🤖 AI Summary
Large vision-language models (VLMs) under cascade architectures suffer from insufficient vision–language alignment, leading to weak image-text matching discrimination and frequent object hallucination. To address this, we propose AGE-VLM—a novel framework that, for the first time, integrates fine-grained spatial priors extracted by Segment Anything Model (SAM) into a lightweight VLM. It employs an interleaved cross-attention mechanism to enhance visual grounding, coupled with visual feature distillation and attention-guided alignment. The method significantly improves small-scale models’ focus on salient image regions, outperforming or matching state-of-the-art efficient VLMs on multiple vision-dominant benchmarks. Hallucination rates decrease markedly, and image-text matching accuracy improves substantially. Our core contribution lies in the controllable injection of external spatial perception knowledge into the multimodal attention process, establishing a new paradigm for robust, efficient VLM alignment.
📝 Abstract
Large Vision-Language Models (VLMs) rely on effective multimodal alignment between pre-trained vision encoders and Large Language Models (LLMs) to integrate visual and textual information.
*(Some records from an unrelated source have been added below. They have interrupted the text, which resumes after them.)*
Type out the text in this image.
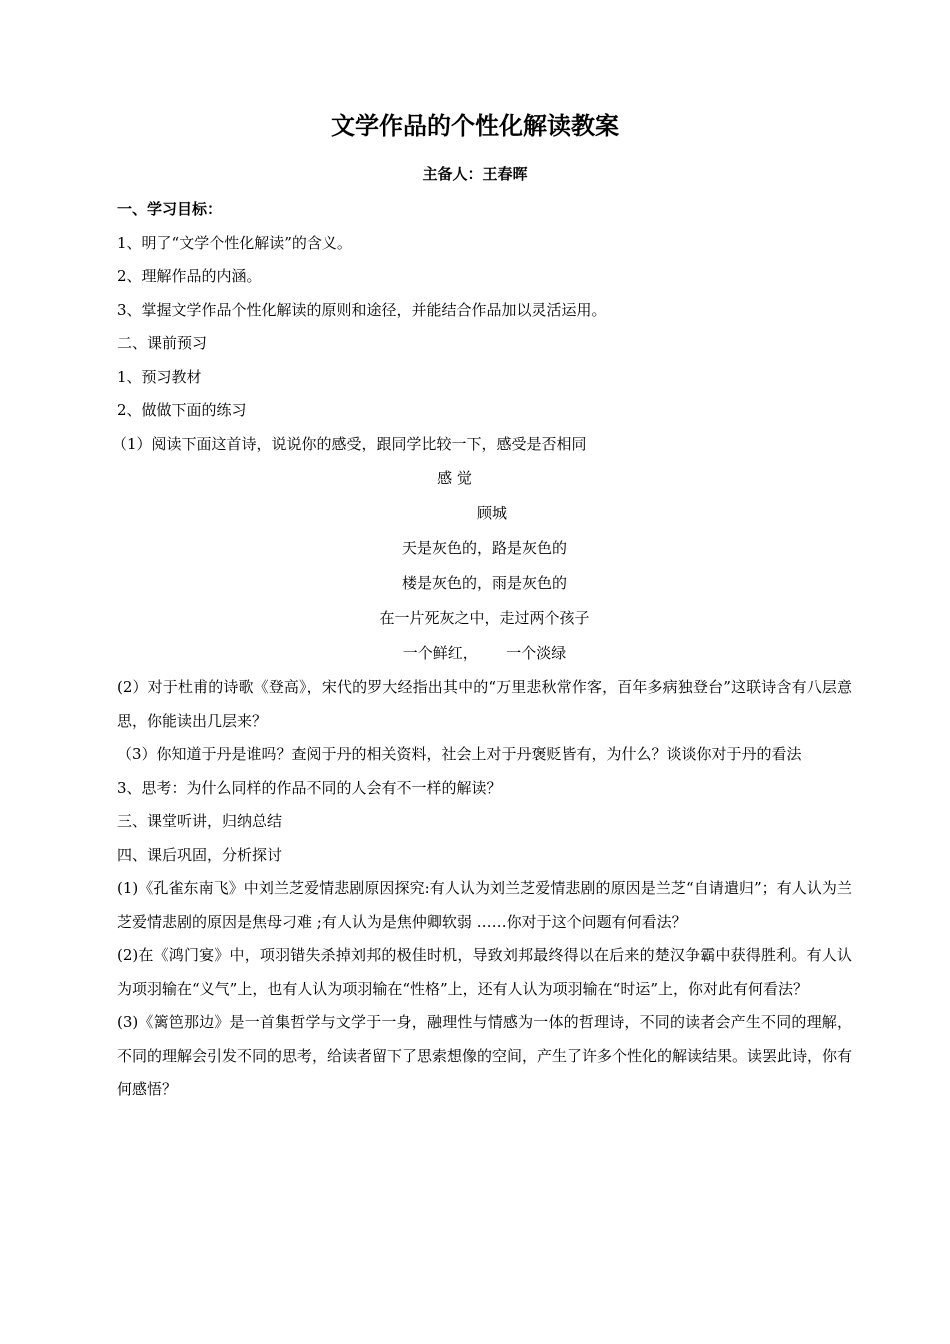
文学作品的个性化解读教案
主备人：王春晖
一、学习目标：
1、明了“文学个性化解读”的含义。
2、理解作品的内涵。
3、掌握文学作品个性化解读的原则和途径，并能结合作品加以灵活运用。
二、课前预习
1、预习教材
2、做做下面的练习
（1）阅读下面这首诗，说说你的感受，跟同学比较一下，感受是否相同
感 觉
顾城
天是灰色的，路是灰色的
楼是灰色的，雨是灰色的
在一片死灰之中，走过两个孩子
一个鲜红，      一个淡绿
(2）对于杜甫的诗歌《登高》，宋代的罗大经指出其中的“万里悲秋常作客，百年多病独登台”这联诗含有八层意思，你能读出几层来？
（3）你知道于丹是谁吗？查阅于丹的相关资料，社会上对于丹褒贬皆有，为什么？谈谈你对于丹的看法
3、思考：为什么同样的作品不同的人会有不一样的解读？
三、课堂听讲，归纳总结
四、课后巩固，分析探讨
(1)《孔雀东南飞》中刘兰芝爱情悲剧原因探究:有人认为刘兰芝爱情悲剧的原因是兰芝“自请遣归”；有人认为兰芝爱情悲剧的原因是焦母刁难 ;有人认为是焦仲卿软弱 ……你对于这个问题有何看法？
(2)在《鸿门宴》中，项羽错失杀掉刘邦的极佳时机，导致刘邦最终得以在后来的楚汉争霸中获得胜利。有人认为项羽输在“义气”上，也有人认为项羽输在“性格”上，还有人认为项羽输在“时运”上，你对此有何看法？
(3)《篱笆那边》是一首集哲学与文学于一身，融理性与情感为一体的哲理诗，不同的读者会产生不同的理解，不同的理解会引发不同的思考，给读者留下了思索想像的空间，产生了许多个性化的解读结果。读罢此诗，你有何感悟？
This paper presents a comprehensive analysis of attention patterns in efficient VLMs, revealing that concatenation-based architectures frequently fail to distinguish between semantically matching and non-matching image-text pairs. This is a key factor for object hallucination in these models. To address this, we introduce Attention-Guided Efficient Vision-Language Models (AGE-VLM), a novel framework that enhances visual grounding through interleaved cross-attention layers to instill vision capabilities in pretrained small language models. This enforces in VLM the ability "look" at the correct image regions by leveraging spatial knowledge distilled from the Segment Anything Model (SAM), significantly reducing hallucination. We validate our approach across different vision-centric benchmarks where our method is better or comparable to prior work on efficient VLMs. Our findings provide valuable insights for future research aimed at achieving enhanced visual and linguistic understanding in VLMs.